Alternatively, you could run One-Shot Bufferize without an analysis. However, that would mean that every op that is writing to a buffer will first make a copy of the buffer (alloc+copy), which is probably not what you want.

One goal of including the one-shot bufferizer into the pipeline is to reduce copies. Not using the analysis will probably end up worse or on-par with the current, naive bufferization.

We could also try to extend the analysis of One-Shot Bufferize to support to_tensor/to_memref, but it would likely have to be quite conservative and insert copies in many places. We did not have use cases for this until now, so I did not look into this much further.

This would be a quick win from our perspective, but I understand that this might be far from trivial for the general case.

Based on your IR example, it looks like you are bufferizing function boundaries with a different bufferization. Are you using --func-bufferize by any chance?

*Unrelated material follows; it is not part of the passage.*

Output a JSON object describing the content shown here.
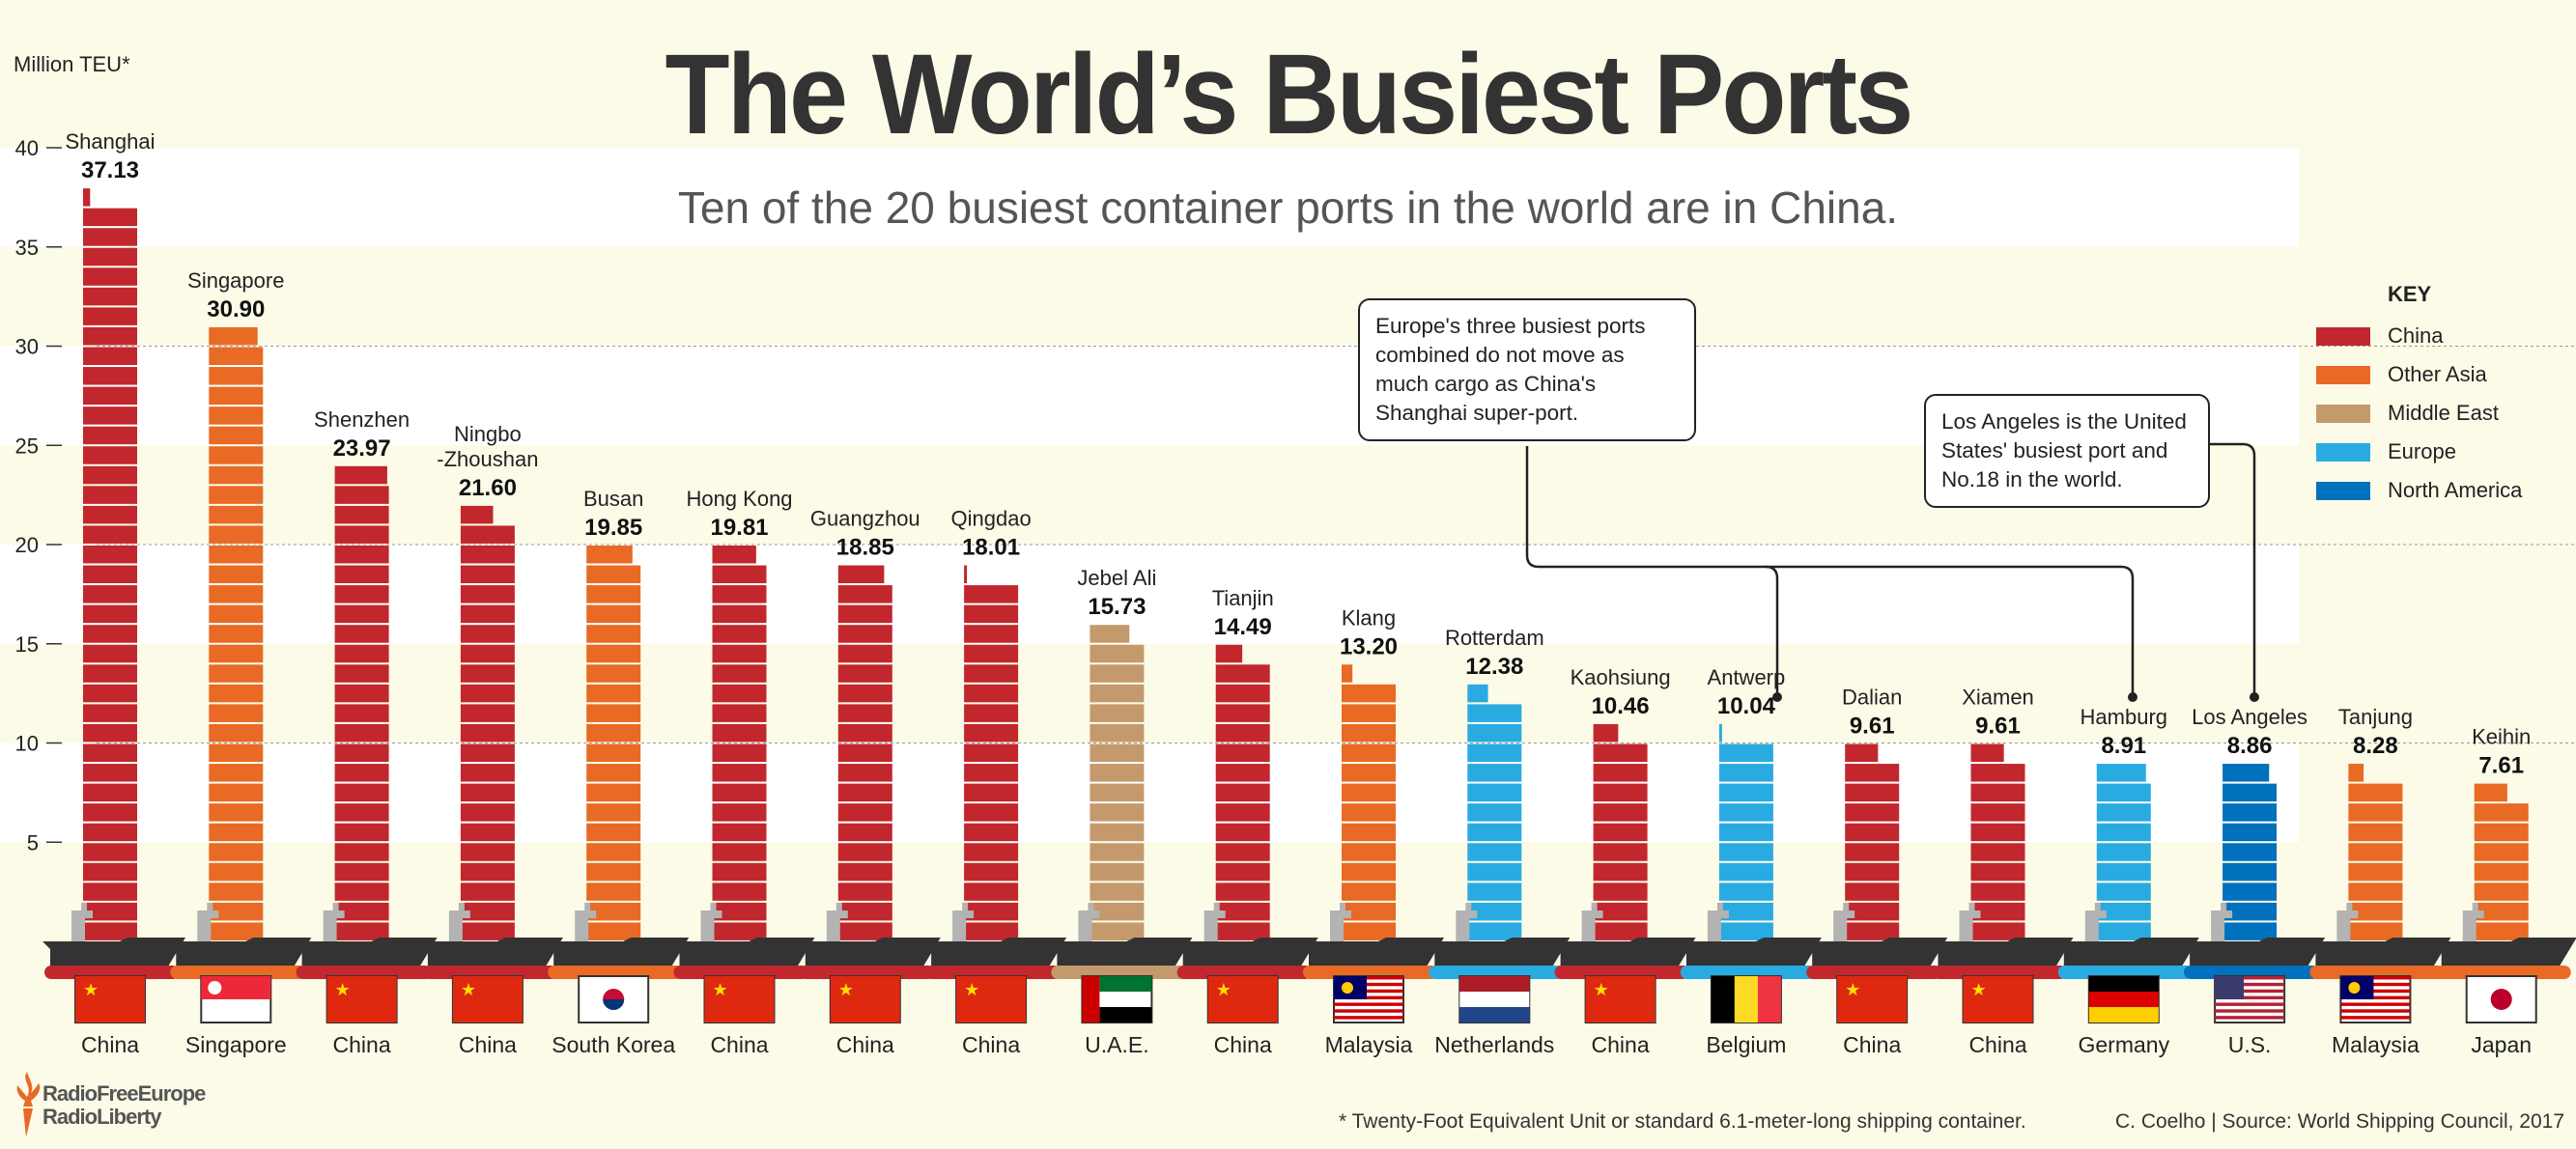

No, the IR contains calls to external functions which operate on memrefs (or rather bare pointers extracted from the memrefs). These functions are implemented in Rust and are compiled completely separately, and therefore remain opaque to the IR.

This is probably the only way forward for now: instead of calling external functions, preserve tensor semantics using some proxy operation, which then gets lowered to a function call with a memref upon bufferization.

I think this should work. In the implementation of BufferizableOpInterface you would then rewrite this op with the original CallOp on memrefs.

We could also try to extend the analysis of One-Shot Bufferize to support to_tensor/to_memref, but it would likely have to be quite conservative and insert copies in many places. We did not have use cases for this until now, so I did not look into this much further.

This would be a quick win from our perspective, but I understand that this might be far from trivial for the general case.

To be useful, we would have to extend to_tensor/to_memref ops a bit. E.g., let’s extend your above example a bit:

module {
  func private @some_func_operating_on_memref(memref<2xf32>) -> (memref<2xf32>)

  func @main() -> () {
    // ...
    %m = bufferization.to_memref %t0 : memref<2xf32>
    %m2 = call @some_func_operating_on_memref(%m) : (memref<2xf32>) -> (memref<2xf32>)
    %t1 = bufferization.to_tensor %m2 : memref<2xf32>
    // Some more use of %t1                                                                                                                                                                    
    return
  }
}

The bufferization has to know if %m and %m2 may be aliasing. Or put differently: Does @some_func_operating_on_memref return the same memref or a brand new one? This can affect the bufferization of ops that use %t0. These are the kind of problems we run into.